José Guadalupe Posada (February 2, 1852 – January 20, 1913) was a Mexican political printmaker and engraver whose work has influenced many Latin American artists and cartoonists because of its satirical acuteness and social engagement. He used skulls, calaveras, and bones to make political and cultural critiques. Among his famous works was La Catrina.

Posada was born in Aguascalientes on February 2, 1852. His father was Germán Posada Serna and his mother Petra Aguilar Portillo. Posada was one of eight children, among them; José Maria de la Concepción, José Cirilo, José Barbara, José Guadalupe, Ciriaco, and Maria Porfirio. His education in his early years was drawn from his older brother Cirilo, a country school teacher, who taught him reading, writing and drawing. He then joined la Academia Municipal de Dibujo de Aguascalientes (the Municipal Drawing Academy of Aguascalientes). Later, in 1868, as a young teenager he went to work in the workshop of Trinidad Pedroso, who taught him lithography and engraving. Some of his first political cartoons were published in El Jicote, a newspaper that opposed Jesús Gómez Portugal. He began his career as an artist making drawings, copying religious images and assisting in a ceramic workshop.
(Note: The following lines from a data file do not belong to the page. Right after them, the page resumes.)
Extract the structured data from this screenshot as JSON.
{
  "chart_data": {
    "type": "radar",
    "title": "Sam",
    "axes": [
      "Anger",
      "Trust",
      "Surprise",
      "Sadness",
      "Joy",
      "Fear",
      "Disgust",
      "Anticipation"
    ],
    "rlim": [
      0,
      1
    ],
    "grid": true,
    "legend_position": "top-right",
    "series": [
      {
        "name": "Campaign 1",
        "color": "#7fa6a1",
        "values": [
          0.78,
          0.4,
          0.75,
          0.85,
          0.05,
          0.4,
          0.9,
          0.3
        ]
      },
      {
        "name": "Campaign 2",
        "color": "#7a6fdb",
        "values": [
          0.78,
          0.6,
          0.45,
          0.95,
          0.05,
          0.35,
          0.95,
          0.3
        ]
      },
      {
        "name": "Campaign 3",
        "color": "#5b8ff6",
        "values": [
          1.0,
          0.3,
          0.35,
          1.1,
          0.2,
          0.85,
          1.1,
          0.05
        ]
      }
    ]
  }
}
In 1872, Posada and Pedroza dedicated themselves to commercial lithography in Leon, Guanajuato. While in Leon, Posada opened his own workshop and worked as a teacher of lithography at the School of Secondary education along with continuing his work with lithographs and wood engravings. In 1873, he returned to his home in Aguascalientes where married María de Jesús Vela in 1875. The following year he purchased the printing press from Trinidad Pedroza. From 1875 to 1888, he continued to collaborate with several newspapers in León, including La Gacetilla, el Pueblo Caótico and La education. He survived the great flood of León on June 18, 1888, of which he published several lithographs representing the tragedy in which more than two hundred and fifty corpses were found and more than 1,400 people were reported missing. At the end of 1888, he moved to Mexico City, where he learned the craft and technique of engraving in lead and zinc. He collaborated with the newspaper La Patria Ilustrada and the Revisita de Mexico until the early months of 1890.